Ignatieff is claiming here that a noble term which was supposed to uphold an ideal of universal justice, the kind that safeguards the equity and inviolability of all human beings, has been devalued by the likes of Amnesty and HRW to the point where it is nearly worthless. The cynicism of politicizing an ethical principle can only lead to legitimized exceptionalism, which means quite simply discrimination. And the crime of discrimination in the case cited by Charles Jacobs is two-edged: Discriminating against the victims of the neglected causes for whom no redress is available through their own systems of justice, and discriminating against those Amnesty does choose to shame disproportionately in its reports.

I no longer take these organizations to work for human rights, but only for selective groups within the human race deemed worthy of helping. Hassan Bility's successful deliverance from jail can always be flaunted by these organizations by way of deflecting criticism from their profound partisanship. But for each Bility, there are thousands of men and women languishing in jails for crimes they have never committed, for transgressing some social taboo like adultery or homosexuality. There are young girls whose genitals are mutilated, there are "honour" killings sanctioned by governments, etc etc . We all know what the list is.

Amnesty's concentration on the West's human rights abuses objectively promotes human rights abuses in other countries. This is elementary logic. The organization has only a limited amount of resources, which it chooses to invest in scrutinizing the least abusive and most transparent administrations. If they are not working relentlessly to relieve the misery and suffering of the truly oppressed, they are effectively against them.

Why do they choose these priorities? Maybe because it is so much easier, and much more comfortable to work in a Western country with running water, uninterrupted supply of electiricity, law and order?

The Left and far-Left agenda, using Jacobs' categories, is the most decisive quality evidenced by AI and similarly aligned orgs. The "no priorities" and "no standards" problems are a result of that far more basic problem, a problem which can be broadly conceived along Gramscian lines, even if we are now long in the wake of those primary, "long march through the institutions" initiatives. Iow, there are priorities and there are standards, but they are priorities and standards that are consonant with decidedly Leftist ideological conceptions, assumptions and dispositions.

A comparison contrasting AI's agendas vis-a-vis North Korea and the U.S. is perhaps even more telling of the problem Jacobs is addressing.

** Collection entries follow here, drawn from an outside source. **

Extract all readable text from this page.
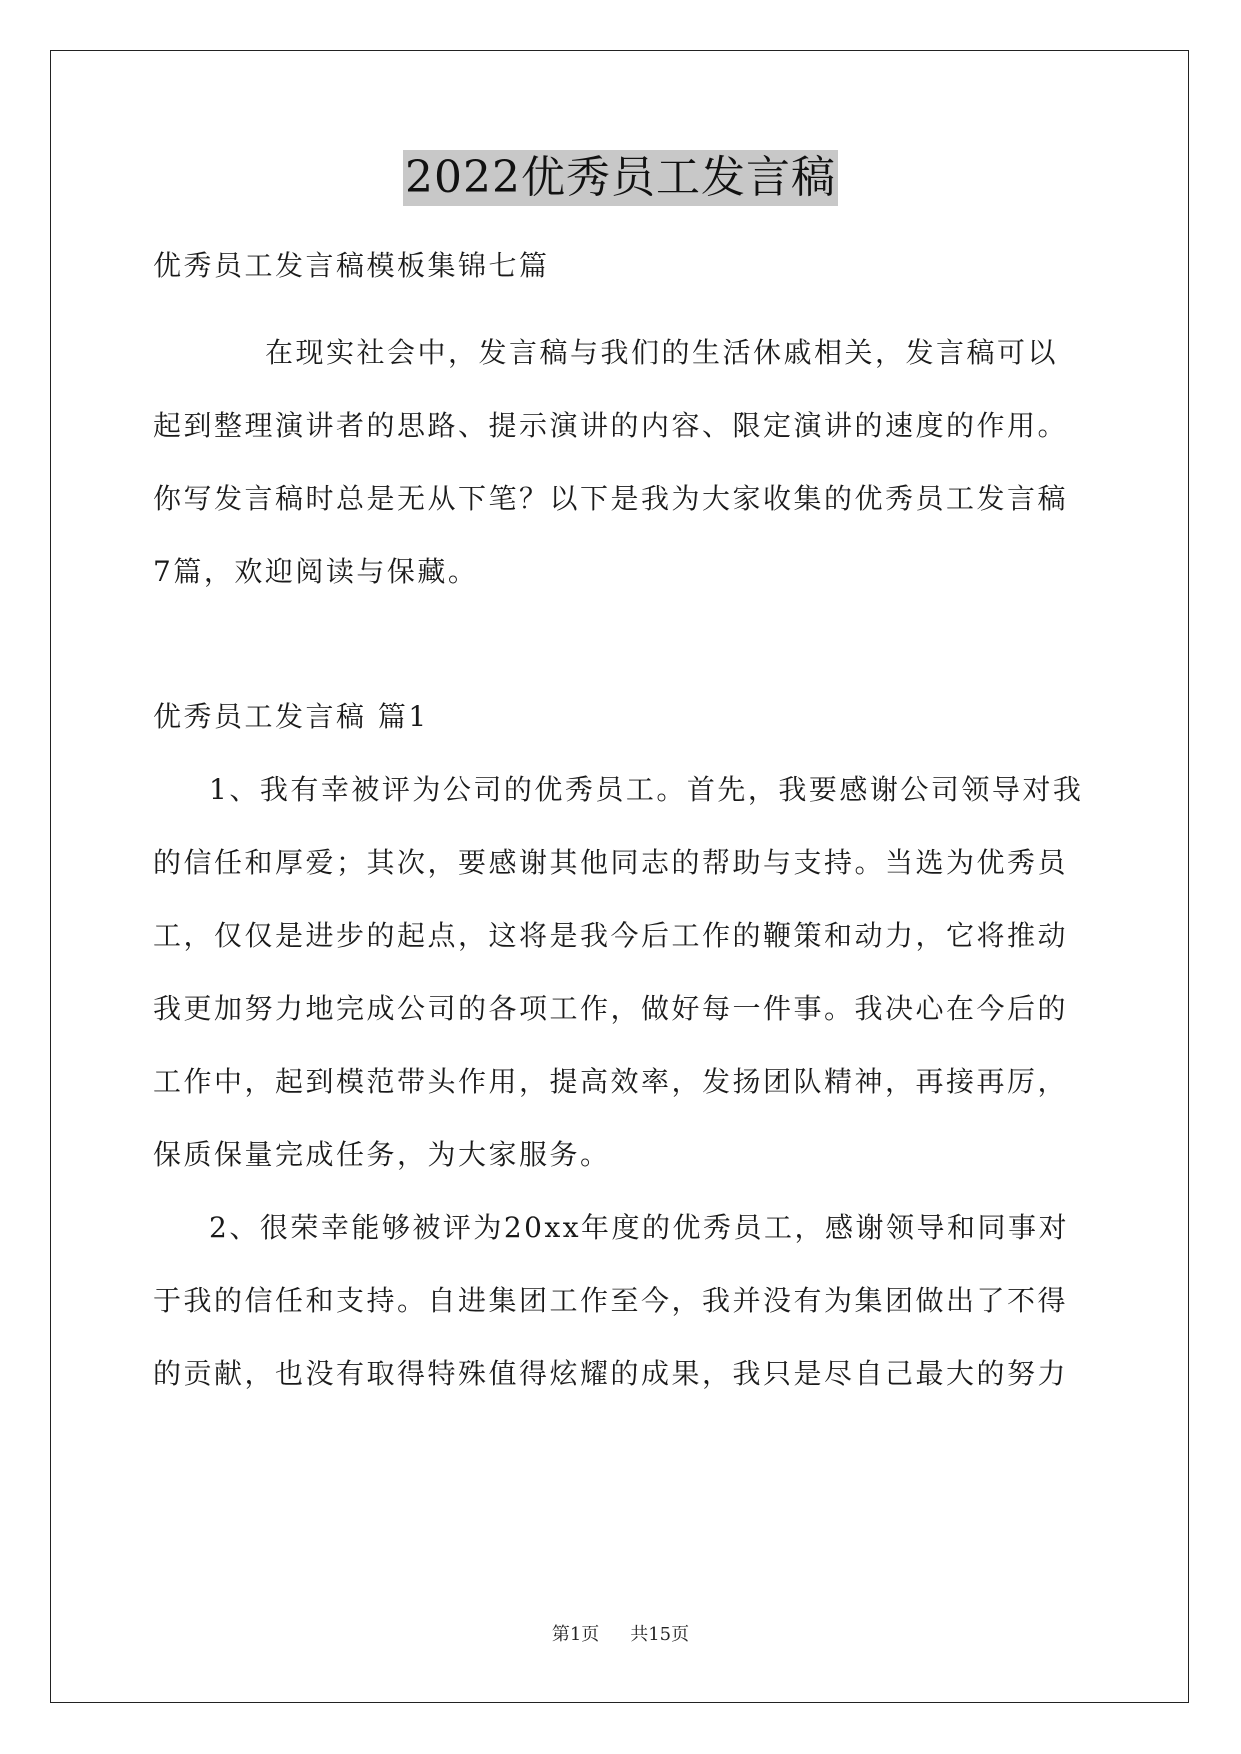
2022优秀员工发言稿
优秀员工发言稿模板集锦七篇
在现实社会中，发言稿与我们的生活休戚相关，发言稿可以
起到整理演讲者的思路、提示演讲的内容、限定演讲的速度的作用。
你写发言稿时总是无从下笔？以下是我为大家收集的优秀员工发言稿
7篇，欢迎阅读与保藏。
优秀员工发言稿 篇1
1、我有幸被评为公司的优秀员工。首先，我要感谢公司领导对我
的信任和厚爱；其次，要感谢其他同志的帮助与支持。当选为优秀员
工，仅仅是进步的起点，这将是我今后工作的鞭策和动力，它将推动
我更加努力地完成公司的各项工作，做好每一件事。我决心在今后的
工作中，起到模范带头作用，提高效率，发扬团队精神，再接再厉，
保质保量完成任务，为大家服务。
2、很荣幸能够被评为20xx年度的优秀员工，感谢领导和同事对
于我的信任和支持。自进集团工作至今，我并没有为集团做出了不得
的贡献，也没有取得特殊值得炫耀的成果，我只是尽自己最大的努力
第1页 共15页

As long as the Gramscian and now late-Gramscian Left remained comfortable and cossetted within the West's safety nets - their social/political structures and economic vitality - such stark incongruities could generally go unnoticed, certainly so to the casual observer but to others as well who thrive on moral outrage but who fail to plumb some issues and problems more deeply. (Which is not to suggest throwing out the baby with the bath water.) But the post-9/11 atmosphere, where all viewpoints and assumptions and institutions have been shaken at foundational levels, has exposed those pre-existing incongruities for all the world to see. Even if that assummes it chooses to see in the first place.